The long lines for mass vaccination sites at sports stadiums and county fairgrounds in the spring have since been replaced by a trickle of vaccine seekers at local clinics and doctor offices, with local health officials reaching out to persuade those with questions about the shots.
“Right now, we have lot of people who are vaccine hesitant,” Chavez said. “We’re going door to door, clinic to clinic. It’s a much more hands on strategy we’re using now, because we know the other wasn’t working for these folks.”
At the San Jose clinic where Martinez got her shots Wednesday, manager Sylvia LaBad said they usually give 9-10 vaccinations a day, but hit a new new high Tuesday with 14 people vaccinated at the clinic, with both appointments and walk-ins.

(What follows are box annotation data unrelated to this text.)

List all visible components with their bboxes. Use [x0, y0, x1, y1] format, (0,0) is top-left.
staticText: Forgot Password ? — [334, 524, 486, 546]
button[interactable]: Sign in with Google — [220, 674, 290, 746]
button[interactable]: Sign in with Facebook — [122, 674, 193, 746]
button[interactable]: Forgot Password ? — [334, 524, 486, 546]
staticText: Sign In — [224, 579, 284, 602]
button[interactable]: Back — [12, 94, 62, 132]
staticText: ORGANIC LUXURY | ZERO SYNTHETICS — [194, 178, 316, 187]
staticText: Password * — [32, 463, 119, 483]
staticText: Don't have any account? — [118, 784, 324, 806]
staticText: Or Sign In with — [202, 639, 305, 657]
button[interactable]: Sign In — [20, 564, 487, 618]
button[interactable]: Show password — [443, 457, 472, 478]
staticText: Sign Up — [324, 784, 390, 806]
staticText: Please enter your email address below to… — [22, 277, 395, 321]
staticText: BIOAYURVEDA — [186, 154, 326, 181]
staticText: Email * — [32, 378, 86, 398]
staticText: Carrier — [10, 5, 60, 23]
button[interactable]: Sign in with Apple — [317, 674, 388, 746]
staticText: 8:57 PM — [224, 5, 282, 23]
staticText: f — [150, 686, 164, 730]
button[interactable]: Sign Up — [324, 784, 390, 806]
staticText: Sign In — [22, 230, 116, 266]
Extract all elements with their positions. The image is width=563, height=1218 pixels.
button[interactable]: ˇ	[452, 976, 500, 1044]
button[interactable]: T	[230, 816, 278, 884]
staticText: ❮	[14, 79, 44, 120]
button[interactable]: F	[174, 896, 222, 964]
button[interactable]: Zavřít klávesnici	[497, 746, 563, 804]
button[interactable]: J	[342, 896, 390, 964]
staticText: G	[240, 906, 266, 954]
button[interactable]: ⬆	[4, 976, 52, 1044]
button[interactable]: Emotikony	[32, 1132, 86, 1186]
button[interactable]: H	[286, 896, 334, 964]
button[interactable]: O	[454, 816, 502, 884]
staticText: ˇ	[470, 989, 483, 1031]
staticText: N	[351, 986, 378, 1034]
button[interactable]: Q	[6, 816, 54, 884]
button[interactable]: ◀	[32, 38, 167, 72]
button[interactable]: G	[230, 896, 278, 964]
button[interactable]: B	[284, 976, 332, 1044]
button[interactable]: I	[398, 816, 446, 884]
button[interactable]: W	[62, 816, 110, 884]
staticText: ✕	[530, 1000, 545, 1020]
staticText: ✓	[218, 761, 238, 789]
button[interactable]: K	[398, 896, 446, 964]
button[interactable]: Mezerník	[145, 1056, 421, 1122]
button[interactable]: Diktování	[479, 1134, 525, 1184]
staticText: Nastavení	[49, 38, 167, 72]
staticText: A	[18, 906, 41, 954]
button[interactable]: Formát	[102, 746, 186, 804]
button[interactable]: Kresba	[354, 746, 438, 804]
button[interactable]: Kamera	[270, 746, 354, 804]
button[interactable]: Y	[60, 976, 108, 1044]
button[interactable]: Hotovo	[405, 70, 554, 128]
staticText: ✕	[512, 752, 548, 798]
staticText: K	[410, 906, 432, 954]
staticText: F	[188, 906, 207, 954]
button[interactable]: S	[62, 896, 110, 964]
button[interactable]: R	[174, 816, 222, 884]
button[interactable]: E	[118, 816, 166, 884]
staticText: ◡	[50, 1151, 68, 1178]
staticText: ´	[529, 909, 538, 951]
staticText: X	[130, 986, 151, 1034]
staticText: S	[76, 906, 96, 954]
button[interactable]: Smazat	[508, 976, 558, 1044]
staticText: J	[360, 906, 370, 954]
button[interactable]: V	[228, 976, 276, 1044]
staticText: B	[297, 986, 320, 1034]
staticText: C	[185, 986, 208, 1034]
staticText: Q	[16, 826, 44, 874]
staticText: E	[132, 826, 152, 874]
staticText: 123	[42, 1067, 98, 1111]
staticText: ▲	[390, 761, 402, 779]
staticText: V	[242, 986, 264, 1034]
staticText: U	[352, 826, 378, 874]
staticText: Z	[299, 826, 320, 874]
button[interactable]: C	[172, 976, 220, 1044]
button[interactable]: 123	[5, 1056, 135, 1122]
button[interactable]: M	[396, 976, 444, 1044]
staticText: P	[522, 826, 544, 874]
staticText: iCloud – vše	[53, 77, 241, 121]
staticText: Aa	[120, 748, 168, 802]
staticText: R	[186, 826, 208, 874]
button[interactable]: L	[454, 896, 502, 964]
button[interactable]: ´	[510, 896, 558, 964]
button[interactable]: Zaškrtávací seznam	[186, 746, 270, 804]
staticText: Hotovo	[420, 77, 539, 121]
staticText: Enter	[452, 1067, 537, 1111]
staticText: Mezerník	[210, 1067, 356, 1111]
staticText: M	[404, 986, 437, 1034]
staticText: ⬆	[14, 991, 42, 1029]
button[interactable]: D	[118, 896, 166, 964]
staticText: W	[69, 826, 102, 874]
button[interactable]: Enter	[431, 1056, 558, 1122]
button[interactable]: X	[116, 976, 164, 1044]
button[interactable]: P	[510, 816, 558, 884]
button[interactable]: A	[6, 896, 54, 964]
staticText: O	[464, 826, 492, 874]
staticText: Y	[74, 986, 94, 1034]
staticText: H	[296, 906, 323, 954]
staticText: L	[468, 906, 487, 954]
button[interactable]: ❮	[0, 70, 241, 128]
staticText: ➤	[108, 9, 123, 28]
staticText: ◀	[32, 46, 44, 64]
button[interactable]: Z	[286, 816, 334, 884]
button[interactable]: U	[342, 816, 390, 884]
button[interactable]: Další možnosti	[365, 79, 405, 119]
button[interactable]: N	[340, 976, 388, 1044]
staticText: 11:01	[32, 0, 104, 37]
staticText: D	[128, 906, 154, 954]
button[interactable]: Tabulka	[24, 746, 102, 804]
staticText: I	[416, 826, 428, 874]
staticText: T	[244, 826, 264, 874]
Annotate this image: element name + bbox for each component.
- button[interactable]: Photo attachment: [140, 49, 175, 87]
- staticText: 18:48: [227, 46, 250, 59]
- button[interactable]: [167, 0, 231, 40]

“They are picking up,” LaBad said.
What’s prompting more people to get the shots is debatable. Since the rate of vaccines administered began softening in the spring, state and local officials have tried a number of different strategies to convince people to get shots. On May 27, Gov. Gavin Newsom announced a $116.5 million “Vax for the Win” incentive program with cash and grocery prize drawings. Sponsored vacation giveaways and free amusement park tickets followed in June.
That didn’t seem to motivate many more takers. The 7-day average of daily first doses in the state fell from 83,060 on May 27 to 29,398 on July 9, a 65% drop.
State and national leaders have since applied more pressure on vaccinated and unvaccinated alike as outbreaks worsened over July. Several California counties recommended everyone wear face masks indoors. The CDC also made that recommendation nationally last Tuesday, followed soon after by California’s public health department, citing a worrisome new study of the delta variant’s transmissibility. Bay Area counties made indoor masks an order this week.
Bay Area counties also urged employers to require their workers to be vaccinated or tested regularly, a step Santa Clara County said it would adopt for its own workforce. Newsom followed with a requirement for the state’s 246,000 employees, and all health care workers. President Biden last week said he would require federal workers to be vaccinated as well.
LaBad thinks the workplace requirements are a big reason her clinic is seeing more people asking for the shots. She said a group of eight or nine construction workers recently showed up together after work one afternoon to get vaccinated.
Swartzberg agreed that more and more restrictions on the unvaccinated — mandates, vaccine verification requirements or restricted access at restaurants and other venues — have had an effect.
But another huge factor has been the summer delta surge and subsequent increasing hospitalizations and deaths, primarily among the unvaccinated.
That’s what finally drew Martinez to get the Johnson and Johnson shot Wednesday — the first in her family to get the jab. She’s seen a lot of people get very sick with COVID-19, and worried about her exposure and about her other son, who at age 9 is too young to be immunized.
“It’s scary,” Martinez said through an interpreter. “So it’s better to be safe than to get COVID.”